Une réflexion futuriste trop complexe ?

Quelles images les mots « Le grand enfouissement » évoquent-ils dans votre imaginaire ? Le titre du livre, en français, laisse une certaine marge d’interprétation, tandis que l’intitulé original allemand, « Tiefenlager », utilise un terme technique qui fait référence au stockage des déchets nucléaires. Cependant, le roman d’Annette Hug traduit par Camille Luscher, surprend par une approche peu conventionnelle : au lieu des scénarios d’explosion, de destruction et d’imageries similaires à Tchernobyl auxquels on pouvait s’attendre, il tourne autour de cinq personnages qui décident de créer un monastère. 

En reliant une thématique à la fois politique et scientifique à une structure d’inspiration religieuse, le roman révèle sa force. Il en va de même avec les cinq protagonistes de ce livre : Céline, Anatole, Kurt, Betty, et Petra viennent tous de cultures diverses et d’autres contextes familiaux, ils apportent des expériences différentes qui seront mises ensemble. Après avoir vécu chacun un échec dans leur vie, tous les cinq sont maintenant prêts pour une nouvelle tâche. Leur retraite est encore loin, et ils veulent faire quelque chose – mais de manière calme et réfléchie. D’où leur décision de lancer, non un mouvement politique, mais de créer un monastère d’un nouveau genre.  

Surgit alors la nécessité de trouver un langage commun. On ne sera pas étonné de trouver dans ce roman un mélange babélique de langues, avec par exemple des bribes de Suisse-Allemand et de Chinois. Finalement, Annette Hug fait naître une réflexion autour des déchets nucléaires et le futur à plusieurs voix (et langues), d’un engagement collectif entre les personnages, mais qui se retrouvent unis dans ce roman, dans un monastère dont le procès de fondation est retracé. La tâche de traduire un tel texte multilingue en langue française n’a pas dû être facile et a certainement demandé beaucoup d’investissement et de sensibilité aux jeux de mots non seulement allemands.
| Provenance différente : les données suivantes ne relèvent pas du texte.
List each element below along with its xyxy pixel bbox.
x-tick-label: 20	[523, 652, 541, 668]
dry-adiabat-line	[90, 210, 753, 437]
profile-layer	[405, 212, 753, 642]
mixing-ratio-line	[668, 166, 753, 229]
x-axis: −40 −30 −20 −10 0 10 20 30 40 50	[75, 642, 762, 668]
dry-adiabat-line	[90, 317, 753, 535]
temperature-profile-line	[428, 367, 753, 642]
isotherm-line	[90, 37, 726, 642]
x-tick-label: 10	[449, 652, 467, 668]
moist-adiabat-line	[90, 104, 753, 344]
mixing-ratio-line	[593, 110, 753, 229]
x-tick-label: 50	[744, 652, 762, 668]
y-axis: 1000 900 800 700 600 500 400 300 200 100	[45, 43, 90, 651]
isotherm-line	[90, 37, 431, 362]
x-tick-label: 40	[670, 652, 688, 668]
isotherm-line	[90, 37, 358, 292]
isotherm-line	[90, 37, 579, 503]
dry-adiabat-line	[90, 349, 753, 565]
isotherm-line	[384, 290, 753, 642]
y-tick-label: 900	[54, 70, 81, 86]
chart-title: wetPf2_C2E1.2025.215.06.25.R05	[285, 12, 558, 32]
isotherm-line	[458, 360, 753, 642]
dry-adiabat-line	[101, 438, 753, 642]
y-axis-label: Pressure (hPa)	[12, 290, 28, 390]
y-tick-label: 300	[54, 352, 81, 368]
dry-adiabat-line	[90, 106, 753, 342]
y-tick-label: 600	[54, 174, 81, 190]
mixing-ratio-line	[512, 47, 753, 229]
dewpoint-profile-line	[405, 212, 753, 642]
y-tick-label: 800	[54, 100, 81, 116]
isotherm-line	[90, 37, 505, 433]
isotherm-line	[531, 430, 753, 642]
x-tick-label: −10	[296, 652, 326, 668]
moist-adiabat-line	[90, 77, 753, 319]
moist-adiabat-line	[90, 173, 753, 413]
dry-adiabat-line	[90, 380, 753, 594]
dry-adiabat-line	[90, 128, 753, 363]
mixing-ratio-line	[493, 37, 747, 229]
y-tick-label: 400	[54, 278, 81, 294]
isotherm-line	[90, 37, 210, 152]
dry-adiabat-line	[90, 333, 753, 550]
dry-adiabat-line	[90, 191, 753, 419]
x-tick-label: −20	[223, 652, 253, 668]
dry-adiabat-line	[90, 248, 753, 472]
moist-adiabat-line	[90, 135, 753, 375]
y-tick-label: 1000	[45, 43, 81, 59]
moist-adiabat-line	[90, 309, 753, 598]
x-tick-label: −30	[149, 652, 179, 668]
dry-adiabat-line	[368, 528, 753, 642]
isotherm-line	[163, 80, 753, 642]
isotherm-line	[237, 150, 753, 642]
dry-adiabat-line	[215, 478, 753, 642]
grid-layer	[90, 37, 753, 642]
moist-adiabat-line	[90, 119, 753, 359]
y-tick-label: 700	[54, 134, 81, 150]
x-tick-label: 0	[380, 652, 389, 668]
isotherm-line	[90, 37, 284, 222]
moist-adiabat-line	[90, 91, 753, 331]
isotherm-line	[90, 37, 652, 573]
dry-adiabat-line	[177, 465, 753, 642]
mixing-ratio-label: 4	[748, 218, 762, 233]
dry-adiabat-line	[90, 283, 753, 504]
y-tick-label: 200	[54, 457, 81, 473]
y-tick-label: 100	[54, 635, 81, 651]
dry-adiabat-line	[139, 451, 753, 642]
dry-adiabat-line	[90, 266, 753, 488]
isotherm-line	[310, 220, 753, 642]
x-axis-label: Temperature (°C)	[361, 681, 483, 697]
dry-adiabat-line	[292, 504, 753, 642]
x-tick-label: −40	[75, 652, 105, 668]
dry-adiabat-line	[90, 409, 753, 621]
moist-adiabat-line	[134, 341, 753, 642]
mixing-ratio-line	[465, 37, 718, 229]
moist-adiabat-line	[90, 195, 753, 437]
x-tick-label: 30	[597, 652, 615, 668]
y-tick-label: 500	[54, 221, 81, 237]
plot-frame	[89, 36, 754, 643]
Mais après la lecture des deux textes, il faut dire que la traduction de Camille Luscher est très réussie.

Le résultat est un roman d’une richesse extraordinaire, dont la structure semble vouloir imiter celle de la ville de Hong Kong : le texte lui-même devient alors une sorte d’objet hyper-condensé, avec des structures chronologiques, spatiales, narratives et linguistiques multiples. Et c’est plus élaboré encore, puisque dans ce récit-cadre sont insérés des récits où chacun des personnages raconte une histoire possible du futur. Il faut donc se préparer à une lecture complexe ! Si après 20 pages vous ne savez pas encore où le livre va vous mener, c’est normal. Aussi, il n’est pas rare que ce qui a été dit ne prenne sens que quelques chapitres plus loin, et parfois l’impression persiste que l’on ne va jamais tout comprendre. Pourtant, il est tout à fait possible de s’étonner des jeux d’opposition et des liens et allusions dont le texte est parsemé. Le roman pousse à plusieurs lectures et, à chacune d’elles, il est possible d’observer d’autres enchaînements, d’autres jeux de mots qui au fur et à mesure invitent à la réflexion personnelle. Il revient donc à la lectrice et au lecteur de donner du sens à ce qu’il vient de lire et de continuer ses raisonnements : Que se passera-t-il dans les années à venir ? À quoi faut-il réfléchir ? Jusqu’où réfléchir ?


Annette Hug, Le grand enfouissement, traduit par Camille Luscher, Genève, Éditions Zoé, 2023, 256 pages, 32 CHF.